Cannes, it-couple, Angelina Jolie, Versace elbise ile ilk resim. Ben ki bayağı beğenirim Angelina Jolie'yi, artık fazla buluyorum kendisini.
Fazla ince, fazla anaç, fazla yardımsever, fazla mükemmel, fazla doğurgan, fazla militan, fazla yorgun, fazla yani. Eskiden bir
kooldu, aykırı halinde duran başka bir samimiyeti, çekiciliği ve hatta farkındalığı vardı. Şimdi ise 6 çocuk ve yakışıklı bir hayat arkadaşı ile beraber sanki başka bir gezende yaşıyor gibi. Hali tavrı da ilginç, koolluğuna hiç yakışmayan kıskançlıklar, sahiplenmeler, ortalama insan hareketleri sergiliyor. Yani yine güzel de, o kadar.
Gayet taş insan
Sharon Stone. 50sini geçti galiba biraz.
Kool değil belki ama taş, güzel ve akıllı. Şöhreti 30larından sonra yakalayanlardan ama tam yakayalanlardan. Ayrıca ciddi güzel bir kadın. Soğuk belki ama güzel.
Hah işte, Bavyeralı köylü kızı kırmızı halıda, üzerine bir de geniş gül motifli kötü bir elbise ile çıkmış ortalığa. Beğenmiyorum beğenmeyeceğim de. Sarışın mavi gözlü olması, Barbie bebek ifadeli olması çoğunluğa göre beğenilmesi anlamına gelse de bence ortalama sarışın işte. Tabii biz sarışına aç olduğumuz için epey beğeniyoruz böyle tipleri ama ne giyinmeyi bilmiyor, ne de bir tarzı var. Ne veriyorsan giyiyor işte.

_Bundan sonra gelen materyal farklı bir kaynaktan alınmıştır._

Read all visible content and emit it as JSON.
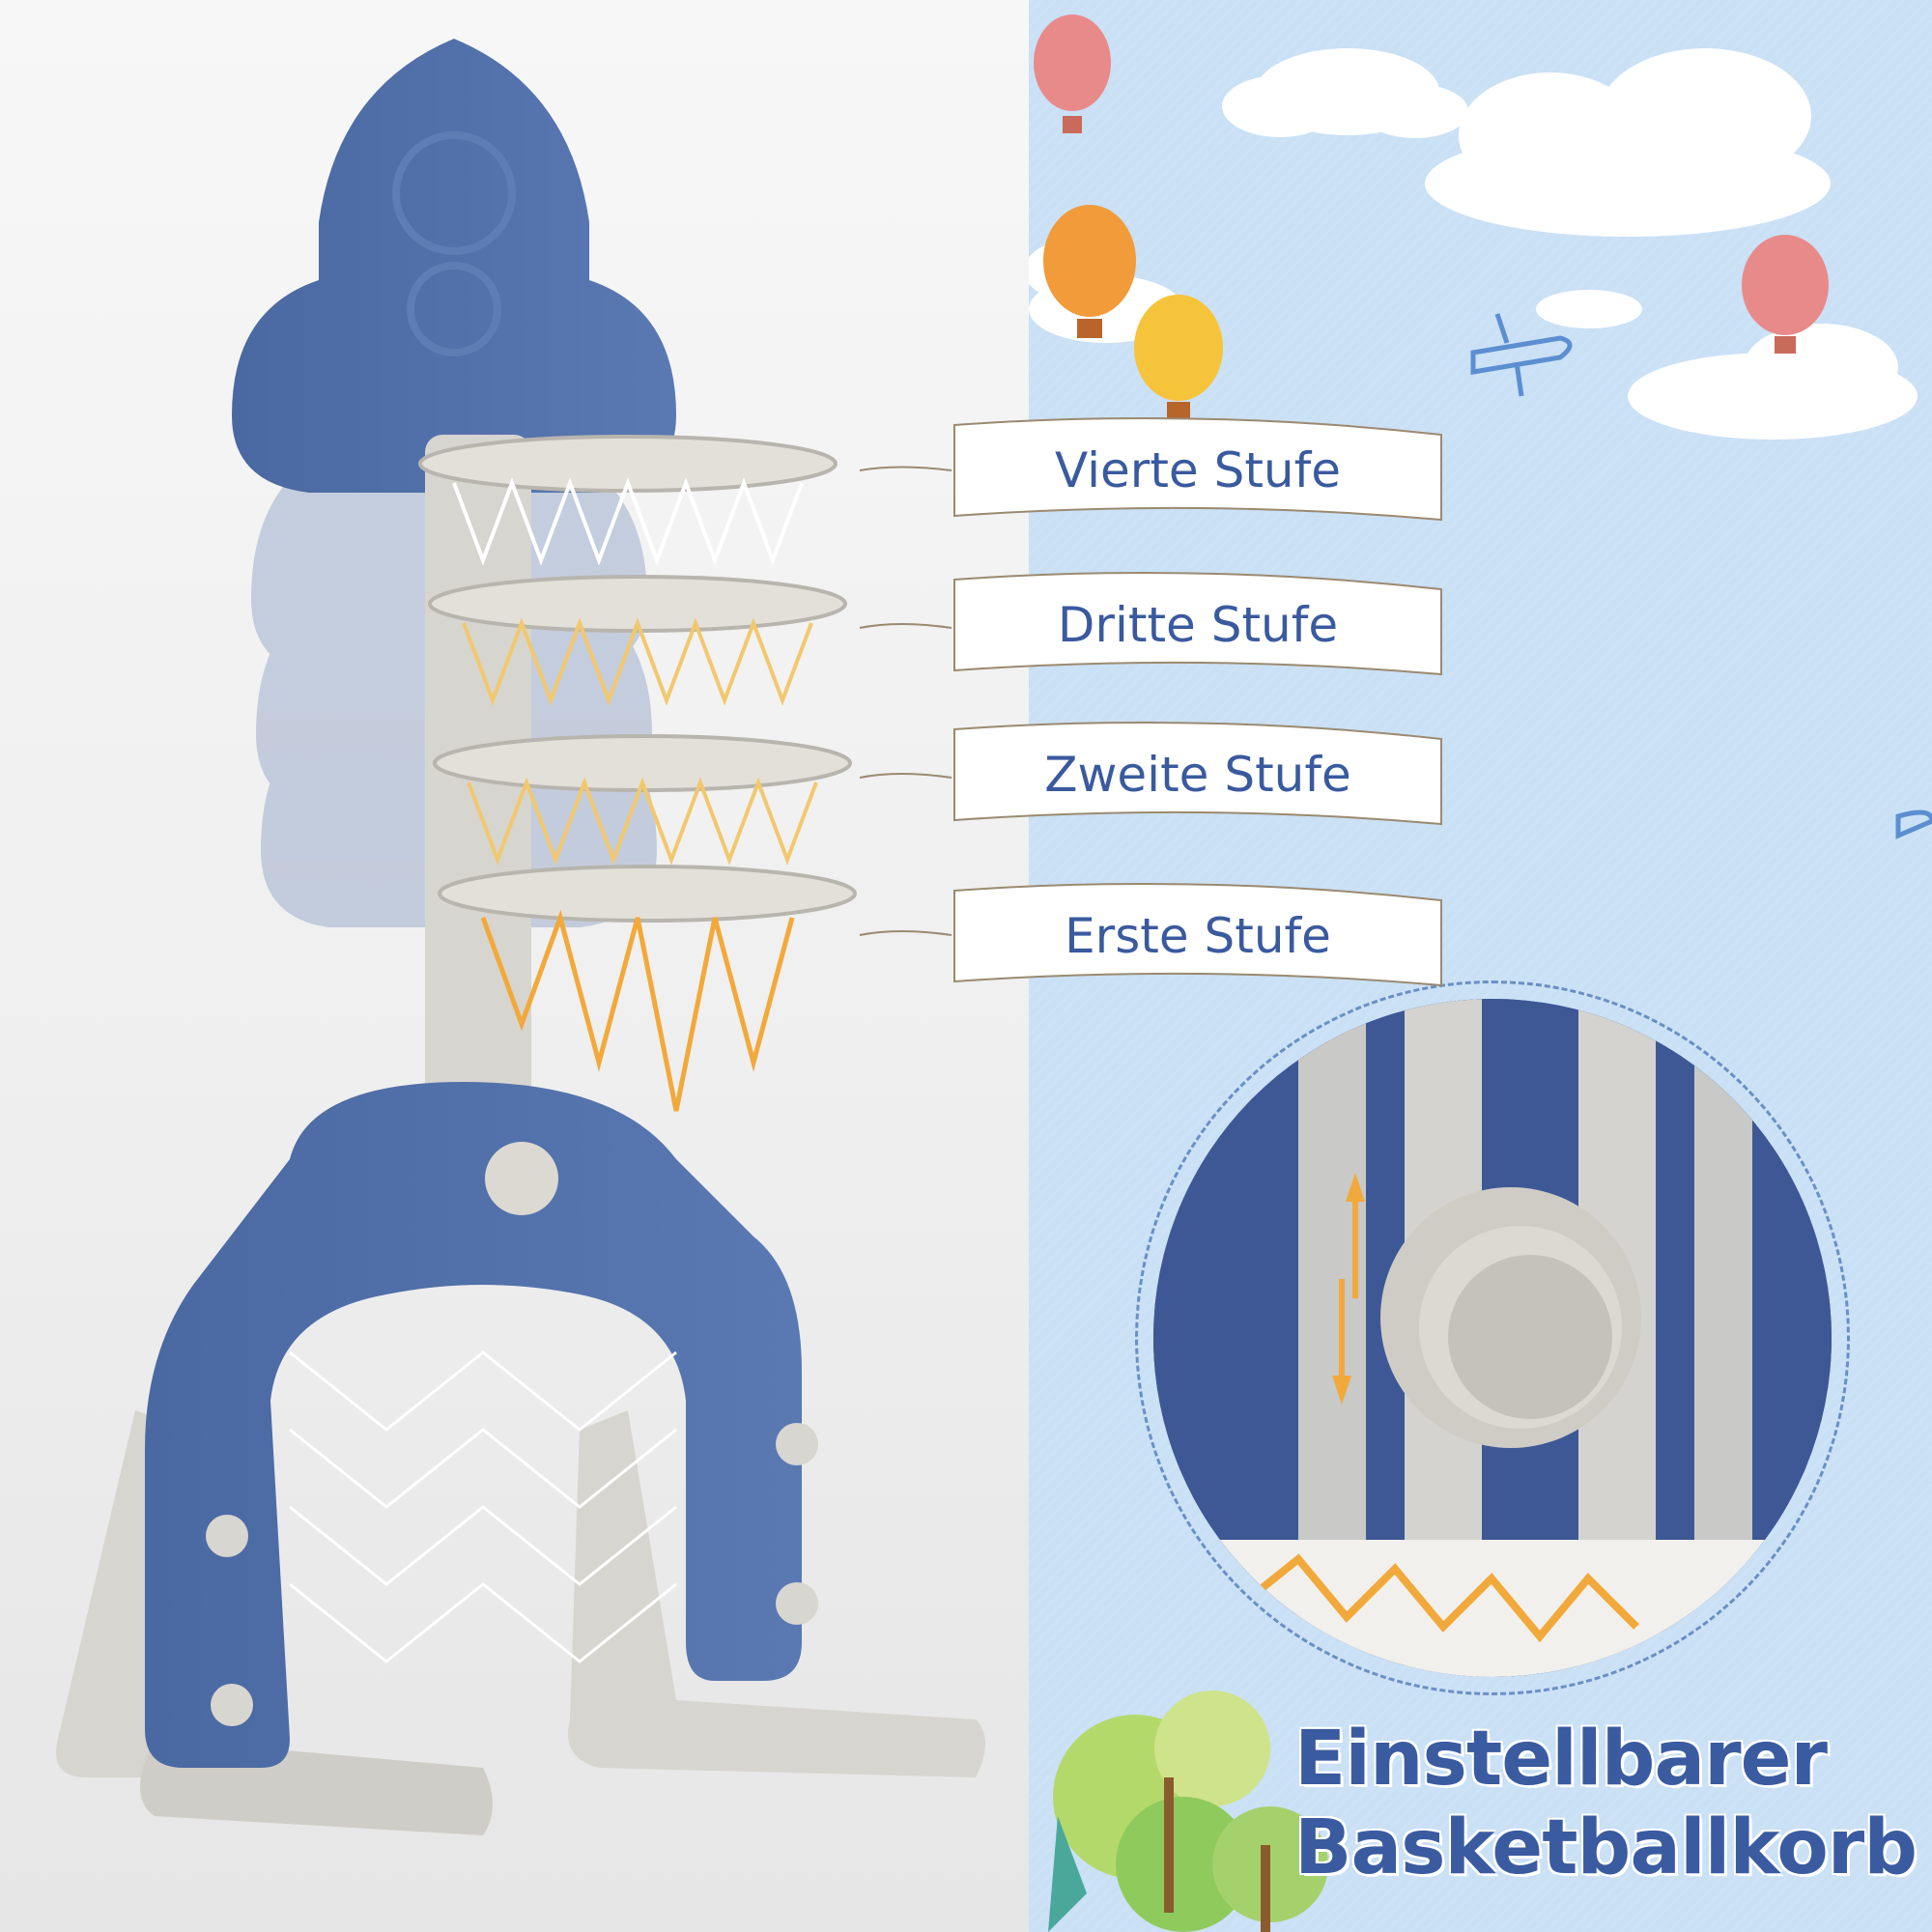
{
  "levels": [
    {
      "label": "Vierte Stufe"
    },
    {
      "label": "Dritte Stufe"
    },
    {
      "label": "Zweite Stufe"
    },
    {
      "label": "Erste Stufe"
    }
  ],
  "headline": {
    "line1": "Einstellbarer",
    "line2": "Basketballkorb"
  },
  "colors": {
    "product_blue": "#4f6fa8",
    "product_grey": "#d7d5d0",
    "net_orange": "#f2a93b",
    "sky_blue": "#c9e0f5",
    "text_blue": "#3a5a9e"
  }
}
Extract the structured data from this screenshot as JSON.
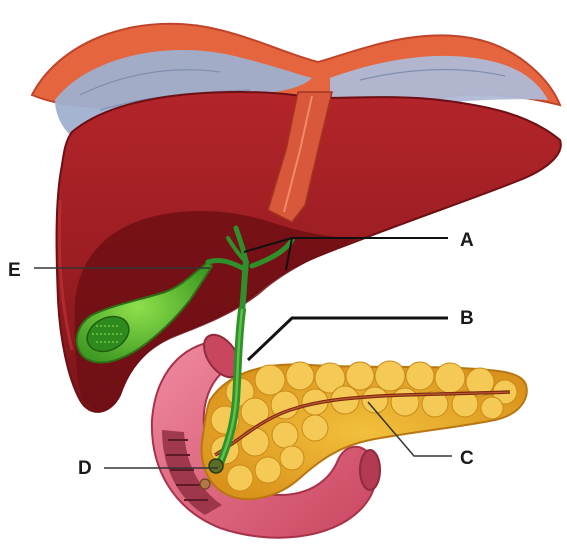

Kabus. Elbisenin taşınabilmesi için Dior olması, kızıl saçın yakışması için beyaz ten mavi göz olmayı gerektirmediği aşikar. Nasıl ünlü olduğunu, nasıl beğenildiğini anlamadığım kadınlardan.
Eva Green (
dikkat! ingilizce telaffuz ile gıriin diye okunmuyor, gıren diye okunuyor-muş). Ablak ifadeli bir yüzü var ama belki benim göremediğim Royal Albert Hall'da Shakespeare oynayan bir hali durumu olabilir, benim cehaletimdir.
Hah işte!
Fantezi # 1 ve
fantezi # 2;
Peaches & Pixie Geldof. Bob Geldof ve Paula Yates'in üç kızından ikisi. Görüldükleri gibi gayet fantezi, gayet şuursuz bir halleri var. Yarı öğrenci yarı celebriti olarak yaşayıp orada burada partilere gidiyorlar, ünlü modacıların kıyafetleri ile poz veriyorlar, evleniyorlar , bazen tasarım yapıyorlar filan. İkisi de güzellikten pek nasiplerini alamamış olsa celebriti olarak yaşayıp gidiyorlar. Babaları Bob Geldof da yıllarca Live Aid konserleri düzenledi, açlık maçlık diye harekete geçti ama çocuklar böyle oldu, haliyle garip oldu. Yalan değil şimdi. Ama acılı aile çocukları bunlar. Anneleri Paula Yates babalarını Michael Hutchence'a aşık olup terkediyor, sonra bir çocuk daha yapıyor, sonra aşık olduğu adam ile otel odasındayken adam yani Michael Hutchence bir fantezi anında
autoerotic asphyxiation sebebiyle ölüyor, anneleri kendisine gelemiyor ve birkaç yıl sonra aşırı dozdan intihar ediyor. Yani acılı anlar yaşamış çocuklar, belki mazaret budur. Veya değildir.
İki güzel kadın ile bitirip yemeğe gideceğim. Sophie Marceau ve Monica Bellucci. İkisi de kırmızılar içerisinde ikisi de güzel. Herhalde ikisi de yaşlanmayan insanlardan. Acaba bazı şeyleri umursamıyor olmak mı yaşlandırmıyor insanı? Monica Bellucci gayet güzel, gayet rahat, gayet mutlu gibi geliyor. Sophie Marceau da kamyoncu bir baba ve garson annenin kızı olarak hayata oldukça mütevazı (modeste) başlasa da erken yaşta La Boum ile gelen şöhreti akıllıca kullanıyor ve kendisine sinema dünyasında sağlam bir yer ediniyor. Gerçi kendisi Monica Bellucci'ye göre daha gergin daha skandal kraliçesi bir insan. Cannes'ta abuk subuk konuşmalarla yuhalanmışlığı filan vardır ama nedense pek beğenirim ben.
Neticede Cannes epey glamour, şaşalı, ağırlığı olan bir festival. Geç oldu ama Cannes Cannes'dır.